皇帝急召群臣議事,宣政殿內氣氛十分凝重,“當初丞相對朕說,十日之日便可取安祿山首級,如今一個月過去了,朕非但沒有看到賊人的首級,東都竟還在如此短的時間內落入賊手,眾愛卿可有退敵之策?”皇帝說著揉了揉眉心,精神也顯得不大好。

楊國忠聽皇帝語帶不滿,低著頭心中諾諾不敢言語。眾臣交頭接耳竊竊私語,誰也沒想到安祿山的速度如此之快,一時間都沒有主張。

情況緊急,顏宜語也被宣召入朝,她站在群臣當中,輕蔑地看了楊國忠一眼,往中間跨了一步,剛要開口,卻被太子李亨搶先,“父皇,兒臣有一計。”

“太子有何良策?”皇帝示意他快說。

“安祿山起兵,乃因奸臣而起,”李亨神色凜然,擲地有聲,“兒臣奏請父皇,誅殺奸相楊國忠!”

楊國忠肩膀一抖,噗通一聲跪下,“陛下明鑒!那雜胡對微臣怨恨至極,只因微臣一早揭發他要謀反,微臣對大唐對陛下的忠心可昭日月啊,陛下!微臣不知何罪之有,太子竟要殺臣。”

皇帝嘆了一聲,“是啊亨兒,丞相早就提醒過朕,是朕識人不清,丞相何錯之有呢?”

“父皇,”李亨與楊國忠鬥了多年,如今這樣的機會哪裏不肯輕易放過,“既然安祿山打的是清君側的旗號,只要殺了楊國忠,安祿山師出無名,那時他若不退兵,便是坐實了謀反之名,天下有識之士都會群起討之。”說著又轉向楊國忠,“既然丞相的忠心可昭日月,那麽能以一己之身換大唐江山太平,丞相又有什麽可畏懼的呢!”

“微臣……微臣……”李亨一頂大帽子扣下來,楊國忠吞吞吐吐,腦中一轉,撲地道,“若真能擊退反賊,微臣死不足惜,只求陛下在臣死後,照顧好貴妃娘娘……”

皇帝擡了擡手,“丞相請起,朕何時說要殺你了。”(註二)

楊國忠搬出楊貴妃,李亨心中一急,還要開口,皇帝卻攔住他,“亨兒不必再說了,丞相是百官之首,若因為反賊一句話便殺了丞相,豈不是助漲了賊人的氣焰,也讓群臣寒心。”說罷不等李亨應答,看向顏宜語,“宜兒剛剛好像也有話要說?”

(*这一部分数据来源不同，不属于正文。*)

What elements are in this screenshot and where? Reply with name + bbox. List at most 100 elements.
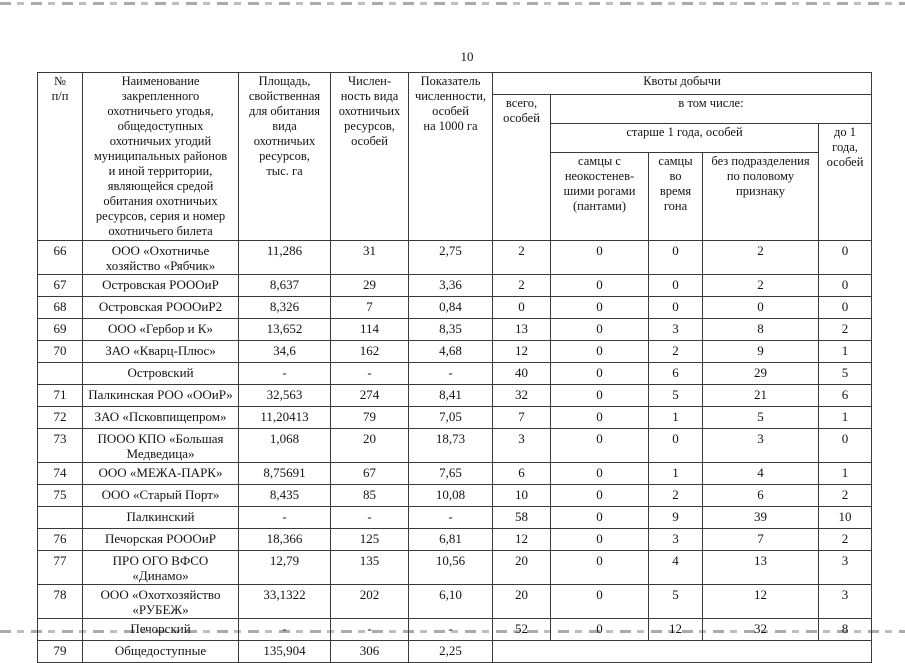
cell-grounds-name: ООО «Гербор и К»: [82, 318, 239, 341]
cell-row-number: 70: [37, 340, 83, 363]
hunting-quotas-table: № п/п Наименование закрепленного охотнич…: [37, 72, 872, 663]
cell-quota-males-antlers: 0: [550, 274, 649, 297]
header-under-one-year: до 1 года, особей: [818, 123, 872, 241]
cell-quota-total: 6: [492, 462, 551, 485]
header-quota-total: всего, особей: [492, 94, 551, 241]
header-older-one-year-group: старше 1 года, особей: [550, 123, 819, 153]
cell-grounds-name: ООО «Охотхозяйство «РУБЕЖ»: [82, 584, 239, 619]
cell-quota-no-division: 5: [702, 406, 819, 429]
cell-population: 125: [330, 528, 409, 551]
cell-quota-males-rut: 12: [648, 618, 703, 641]
cell-area: 11,286: [238, 240, 331, 275]
cell-population: 29: [330, 274, 409, 297]
cell-quota-young: 0: [818, 296, 872, 319]
cell-quota-no-division: 29: [702, 362, 819, 385]
cell-quota-no-division: 13: [702, 550, 819, 585]
cell-quota-males-rut: 0: [648, 274, 703, 297]
table-row: 66 ООО «Охотничье хозяйство «Рябчик» 11,28…: [37, 240, 872, 275]
cell-population: 79: [330, 406, 409, 429]
cell-quota-males-antlers: 0: [550, 362, 649, 385]
cell-quota-males-antlers: 0: [550, 462, 649, 485]
table-row: 70 ЗАО «Кварц-Плюс» 34,6 162 4,68 12 0 2 9 1: [37, 340, 872, 363]
cell-grounds-name: Островская РОООиР2: [82, 296, 239, 319]
cell-quota-young: 1: [818, 340, 872, 363]
table-row: 78 ООО «Охотхозяйство «РУБЕЖ» 33,1322 202 6,…: [37, 584, 872, 619]
cell-quota-young: 2: [818, 528, 872, 551]
summary-row: Островский - - -40 0 6 29 5: [37, 362, 872, 385]
cell-grounds-name: ПООО КПО «Большая Медведица»: [82, 428, 239, 463]
table-body: 66 ООО «Охотничье хозяйство «Рябчик» 11,28…: [37, 240, 872, 663]
cell-density: 8,35: [408, 318, 493, 341]
cell-area: 1,068: [238, 428, 331, 463]
cell-quota-total: 0: [492, 296, 551, 319]
cell-population: 274: [330, 384, 409, 407]
cell-area: 34,6: [238, 340, 331, 363]
cell-quota-males-rut: 2: [648, 484, 703, 507]
cell-quota-males-rut: 4: [648, 550, 703, 585]
cell-row-number: 77: [37, 550, 83, 585]
cell-quota-no-division: 3: [702, 428, 819, 463]
cell-quota-young: 0: [818, 428, 872, 463]
cell-quota-total: 12: [492, 340, 551, 363]
cell-grounds-name: ПРО ОГО ВФСО «Динамо»: [82, 550, 239, 585]
cell-density: 2,25: [408, 640, 493, 663]
cell-quota-males-antlers: 0: [550, 618, 649, 641]
header-no-sex-division: без подразделения по половому признаку: [702, 152, 819, 241]
cell-population: -: [330, 362, 409, 385]
header-population: Числен- ность вида охотничьих ресурсов, …: [330, 72, 409, 241]
summary-row: Палкинский - - -58 0 9 39 10: [37, 506, 872, 529]
cell-row-number: 78: [37, 584, 83, 619]
cell-quota-males-antlers: 0: [550, 384, 649, 407]
cell-row-number: 67: [37, 274, 83, 297]
cell-area: 8,637: [238, 274, 331, 297]
cell-grounds-name: ООО «Охотничье хозяйство «Рябчик»: [82, 240, 239, 275]
cell-grounds-name: ООО «МЕЖА-ПАРК»: [82, 462, 239, 485]
cell-population: 135: [330, 550, 409, 585]
cell-grounds-name: ЗАО «Псковпищепром»: [82, 406, 239, 429]
cell-density: -: [408, 618, 493, 641]
header-males-rut: самцы во время гона: [648, 152, 703, 241]
cell-quota-no-division: 2: [702, 240, 819, 275]
cell-density: 6,81: [408, 528, 493, 551]
table-row: 67 Островская РОООиР 8,637 29 3,36 2 0 0 2 0: [37, 274, 872, 297]
cell-grounds-name: Общедоступные: [82, 640, 239, 663]
header-density: Показатель численности, особей на 1000 г…: [408, 72, 493, 241]
cell-area: -: [238, 618, 331, 641]
cell-area: -: [238, 362, 331, 385]
cell-quota-no-division: 7: [702, 528, 819, 551]
header-quota-group: Квоты добычи: [492, 72, 872, 95]
cell-density: 7,05: [408, 406, 493, 429]
cell-grounds-name: Палкинский: [82, 506, 239, 529]
cell-population: 7: [330, 296, 409, 319]
cell-quota-males-antlers: 0: [550, 528, 649, 551]
cell-quota-young: 1: [818, 462, 872, 485]
table-row: 77 ПРО ОГО ВФСО «Динамо» 12,79 135 10,56 20 0 4…: [37, 550, 872, 585]
cell-quota-no-division: 2: [702, 274, 819, 297]
cell-population: 162: [330, 340, 409, 363]
table-row: 79 Общедоступные 135,904 306 2,25: [37, 640, 872, 663]
cell-quota-males-antlers: 0: [550, 506, 649, 529]
cell-quota-young: 3: [818, 584, 872, 619]
cell-population: 202: [330, 584, 409, 619]
cell-quota-males-antlers: 0: [550, 318, 649, 341]
cell-quota-young: 1: [818, 406, 872, 429]
cell-quota-no-division: 21: [702, 384, 819, 407]
scan-artifact-top-edge: [0, 2, 905, 5]
cell-quota-males-antlers: 0: [550, 296, 649, 319]
cell-quota-no-division: 32: [702, 618, 819, 641]
cell-population: 67: [330, 462, 409, 485]
cell-quota-males-antlers: 0: [550, 428, 649, 463]
cell-density: 0,84: [408, 296, 493, 319]
cell-row-number: 74: [37, 462, 83, 485]
cell-row-number: 68: [37, 296, 83, 319]
cell-area: 32,563: [238, 384, 331, 407]
cell-quota-males-antlers: 0: [550, 406, 649, 429]
cell-quota-total: 20: [492, 584, 551, 619]
cell-grounds-name: Островская РОООиР: [82, 274, 239, 297]
header-row-number: № п/п: [37, 72, 83, 241]
cell-quota-young: 5: [818, 362, 872, 385]
cell-grounds-name: Печорский: [82, 618, 239, 641]
cell-population: 85: [330, 484, 409, 507]
cell-quota-no-division: 12: [702, 584, 819, 619]
cell-quota-no-division: 0: [702, 296, 819, 319]
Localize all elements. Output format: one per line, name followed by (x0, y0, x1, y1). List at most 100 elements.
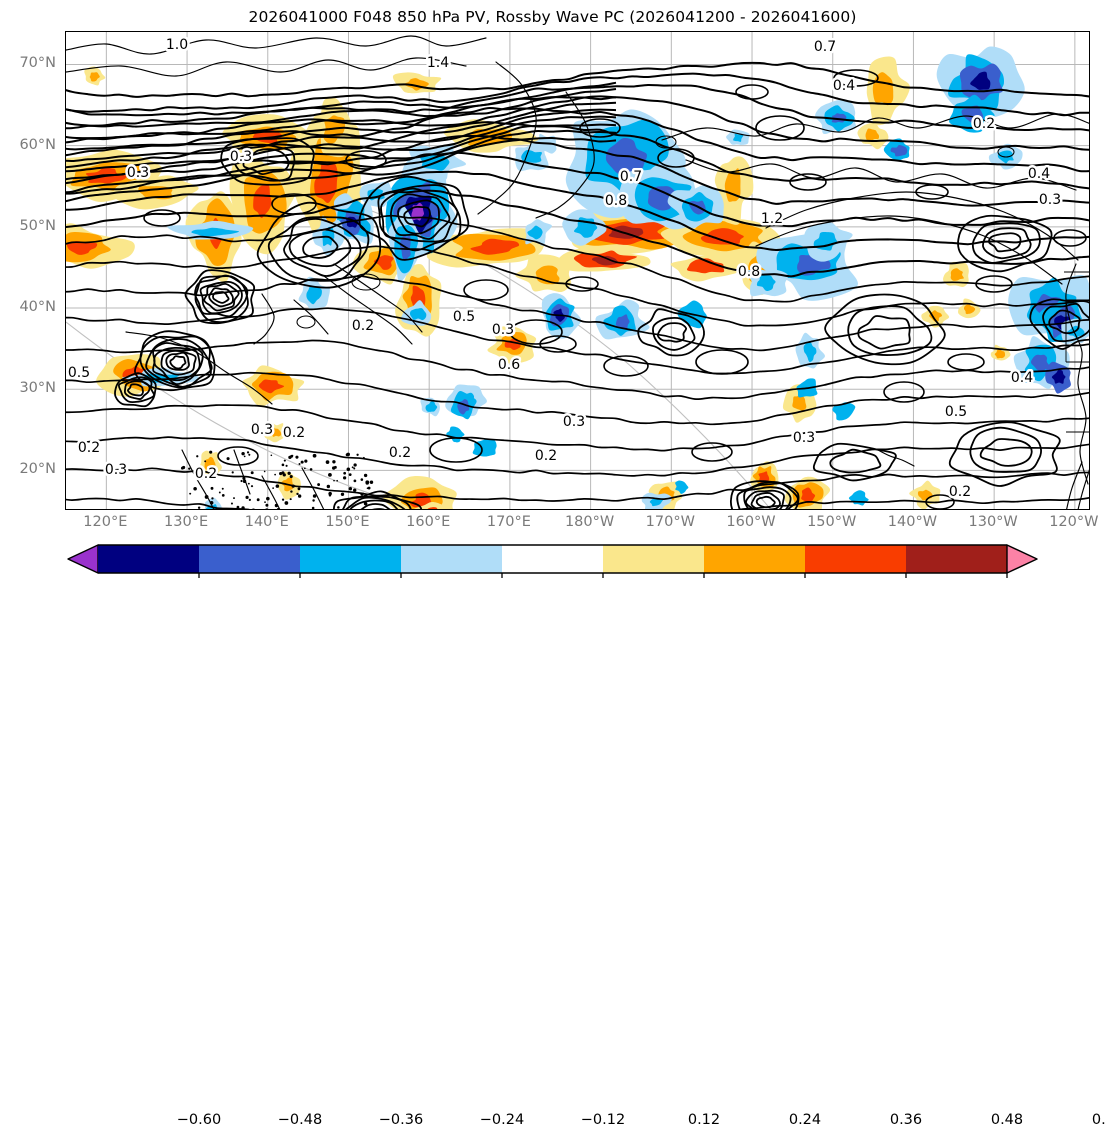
contour-label: 0.3 (105, 462, 127, 478)
contour-label-halo: 0.8 (738, 264, 760, 280)
lon-tick-10: 140°W (887, 514, 938, 530)
contour-label: 0.3 (230, 149, 252, 165)
colorbar-tick-5: 0.12 (687, 1112, 721, 1128)
colorbar-tick-1: −0.48 (277, 1112, 323, 1128)
contour-label: 0.3 (251, 422, 273, 438)
contour-label: 1.4 (427, 55, 449, 71)
page-title: 2026041000 F048 850 hPa PV, Rossby Wave … (248, 8, 857, 26)
contour-label-halo: 0.2 (389, 445, 411, 461)
coastlines (66, 35, 1089, 509)
contour-label: 0.3 (127, 165, 149, 181)
chart-root: 2026041000 F048 850 hPa PV, Rossby Wave … (0, 8, 1105, 1128)
contour-label: 0.2 (949, 484, 971, 500)
contour-label: 0.3 (1039, 192, 1061, 208)
contour-label: 0.5 (453, 309, 475, 325)
contour-label: 0.3 (563, 414, 585, 430)
lat-tick-20: 20°N (19, 461, 56, 478)
contour-label-halo: 0.8 (605, 193, 627, 209)
colorbar-band-8 (805, 545, 907, 573)
colorbar-band-5 (502, 545, 604, 573)
contour-label: 1.2 (761, 211, 783, 227)
contour-label-halo: 0.3 (105, 462, 127, 478)
colorbar-tick-9: 0.60 (1091, 1112, 1105, 1128)
colorbar-band-2 (199, 545, 301, 573)
map-canvas: 1.01.01.41.40.70.70.40.40.30.30.30.30.70… (66, 32, 1089, 509)
contour-label: 0.4 (1028, 166, 1050, 182)
colorbar-extend-min (67, 544, 99, 574)
colorbar-tick-7: 0.36 (889, 1112, 923, 1128)
colorbar-tick-2: −0.36 (378, 1112, 424, 1128)
contour-label: 0.7 (814, 39, 836, 55)
lon-tick-5: 170°E (486, 514, 531, 530)
contour-label-halo: 0.5 (453, 309, 475, 325)
colorbar-band-1 (98, 545, 200, 573)
lat-tick-70: 70°N (19, 55, 56, 72)
contour-label: 0.2 (389, 445, 411, 461)
lat-tick-50: 50°N (19, 217, 56, 234)
lon-tick-3: 150°E (325, 514, 370, 530)
contour-label-halo: 0.2 (78, 440, 100, 456)
contour-label-halo: 0.4 (1028, 166, 1050, 182)
lon-tick-8: 160°W (726, 514, 776, 530)
lon-tick-0: 120°E (83, 514, 128, 530)
contour-label: 0.2 (283, 425, 305, 441)
contour-label: 0.8 (738, 264, 760, 280)
contour-labels: 1.01.01.41.40.70.70.40.40.30.30.30.30.70… (66, 35, 1064, 503)
colorbar-tick-0: −0.60 (176, 1112, 222, 1128)
lon-tick-12: 120°W (1049, 514, 1099, 530)
lon-tick-11: 130°W (968, 514, 1018, 530)
contour-label-halo: 0.3 (251, 422, 273, 438)
contour-label-halo: 0.6 (498, 357, 520, 373)
contour-label-halo: 0.4 (1011, 370, 1033, 386)
lon-tick-2: 140°E (244, 514, 289, 530)
colorbar-swatches (67, 544, 1038, 578)
lon-tick-7: 170°W (645, 514, 695, 530)
colorbar-tick-4: −0.12 (580, 1112, 626, 1128)
lat-tick-60: 60°N (19, 136, 56, 153)
contour-label-halo: 0.2 (352, 318, 374, 334)
contour-label: 0.3 (793, 430, 815, 446)
colorbar: −0.60 −0.48 −0.36 −0.24 −0.12 0.12 0.24 0.36 0.4… (0, 540, 1105, 1128)
contour-label-halo: 0.3 (230, 149, 252, 165)
lat-tick-30: 30°N (19, 380, 56, 397)
contour-label: 0.8 (605, 193, 627, 209)
colorbar-band-4 (401, 545, 503, 573)
lon-tick-6: 180°W (564, 514, 615, 530)
contour-label: 0.7 (620, 169, 642, 185)
contour-label-halo: 0.2 (949, 484, 971, 500)
contour-label-halo: 1.4 (427, 55, 449, 71)
contour-label-halo: 0.2 (973, 116, 995, 132)
contour-label: 0.2 (352, 318, 374, 334)
contour-label-halo: 1.2 (761, 211, 783, 227)
contour-label-halo: 0.3 (127, 165, 149, 181)
contour-label-halo: 0.4 (833, 78, 855, 94)
contour-label-halo: 1.0 (166, 37, 188, 53)
contour-label-halo: 0.2 (283, 425, 305, 441)
contour-label: 0.3 (492, 322, 514, 338)
contour-label: 0.5 (945, 404, 967, 420)
pv-contours (66, 61, 1089, 509)
contour-label-halo: 0.3 (563, 414, 585, 430)
lon-tick-4: 160°E (406, 514, 451, 530)
lat-tick-40: 40°N (19, 299, 56, 316)
contour-label-halo: 0.2 (535, 448, 557, 464)
colorbar-tick-8: 0.48 (990, 1112, 1024, 1128)
lon-tick-9: 150°W (807, 514, 857, 530)
contour-label: 0.6 (498, 357, 520, 373)
colorbar-band-7 (704, 545, 806, 573)
contour-label-halo: 0.3 (492, 322, 514, 338)
contour-label: 0.2 (78, 440, 100, 456)
contour-label: 0.4 (1011, 370, 1033, 386)
contour-label: 0.2 (195, 466, 217, 482)
contour-label-halo: 0.7 (620, 169, 642, 185)
contour-label-halo: 0.3 (1039, 192, 1061, 208)
contour-label-halo: 0.5 (68, 365, 90, 381)
contour-label: 0.4 (833, 78, 855, 94)
shaded-anomaly-field (66, 46, 1089, 509)
colorbar-band-6 (603, 545, 705, 573)
contour-label: 1.0 (166, 37, 188, 53)
contour-label: 0.2 (973, 116, 995, 132)
contour-label: 0.5 (68, 365, 90, 381)
contour-label-halo: 0.3 (793, 430, 815, 446)
colorbar-band-9 (906, 545, 1008, 573)
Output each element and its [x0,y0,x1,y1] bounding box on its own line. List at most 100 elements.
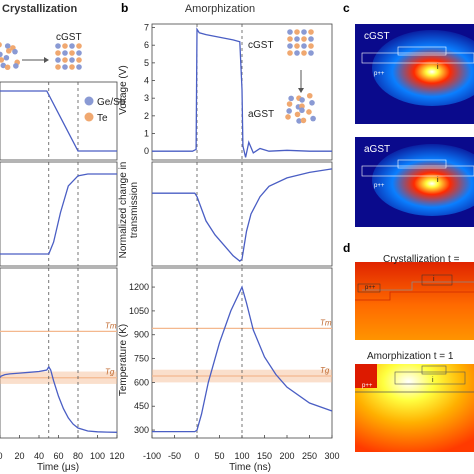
xtick-label: 0 [0,451,3,461]
heatmap-cgst-doping: p++ [374,71,385,77]
xtick-label: 60 [53,451,63,461]
ytick-label-voltage: 1 [144,129,149,139]
lattice-atom [301,29,307,35]
amorphous-lattice-icon [0,42,20,71]
lattice-atom [287,43,293,49]
ytick-label-temperature: 600 [134,377,149,387]
lattice-atom [301,36,307,42]
xtick-label: 100 [234,451,249,461]
ytick-label-temperature: 1200 [129,282,149,292]
ylabel-voltage: Voltage (V) [118,65,129,114]
series-line-temperature [152,285,333,433]
heatmap-agst-label: aGST [364,144,390,155]
xtick-label: 250 [302,451,317,461]
lattice-atom [0,62,7,69]
xtick-label: 50 [214,451,224,461]
lattice-atom [55,43,61,49]
series-line-voltage [0,90,117,152]
xtick-label: 300 [324,451,339,461]
lattice-atom [76,64,82,70]
series-line-transmission [152,168,333,262]
panel-b-title: Amorphization [185,3,255,15]
band-label-Tg: Tg [105,368,115,377]
lattice-atom [287,36,293,42]
panel-b-state-bottom: aGST [248,109,274,120]
heatmap-cgst: cGST p++ i [355,24,474,124]
xtick-label: -50 [168,451,181,461]
crystal-lattice-icon [287,29,314,56]
band-label-Tm: Tm [320,318,332,327]
lattice-atom [310,115,316,122]
xtick-label: 100 [90,451,105,461]
lattice-atom [286,101,293,107]
plot-frame-transmission [0,161,118,267]
amorphous-lattice-icon [285,92,316,124]
ytick-label-temperature: 300 [134,425,149,435]
lattice-atom [69,50,75,56]
lattice-atom [76,50,82,56]
ylabel-transmission-line1: Normalized change in [118,162,129,259]
lattice-atom [76,57,82,63]
lattice-atom [288,95,294,102]
heatmap-crystallization-doping: p++ [365,285,376,291]
lattice-atom [62,57,68,63]
ytick-label-voltage: 2 [144,111,149,121]
lattice-atom [294,111,301,118]
lattice-atom [285,114,291,120]
xtick-label: 0 [194,451,199,461]
lattice-atom [62,50,68,56]
lattice-atom [55,64,61,70]
heatmap-crystallization-label: Crystallization t = [383,254,460,265]
legend-label-te: Te [97,113,108,124]
plot-frame-temperature [0,267,118,439]
lattice-atom [69,43,75,49]
lattice-atom [55,50,61,56]
lattice-atom [3,54,10,61]
ytick-label-voltage: 4 [144,76,149,86]
lattice-atom [4,64,11,71]
ylabel-transmission-line2: transmission [129,182,140,238]
lattice-atom [306,109,312,115]
ytick-label-temperature: 1050 [129,306,149,316]
lattice-atom [294,29,300,35]
lattice-atom [301,43,307,49]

顏宜語出列,朝皇帝鄭重一拜,“兒臣奏請父皇禦駕親征,以振士氣!”

“不行!”楊國忠剛慶幸奪過一劫,又嚇出一身冷汗,疾聲反對,“陛下萬金之軀,怎能涉身險境!萬萬不可啊陛下!”皇帝若是親征,太子必然監國,到時候自己怎麽會有好果子吃。

然而皇帝這次卻沒有聽他的,點點頭道:“朕也有此想法。朕在位五十年,倦於政事,去歲秋天就想傳位給太子,只是連年來水旱不斷,朕不想把禍患留給子孫,想等情況好轉了再傳位。豈料逆胡安祿山有負朕恩,起兵謀反。如今社稷危急,朕豈能安坐於朝堂之上,朕要禦駕親征,讓太子監國。”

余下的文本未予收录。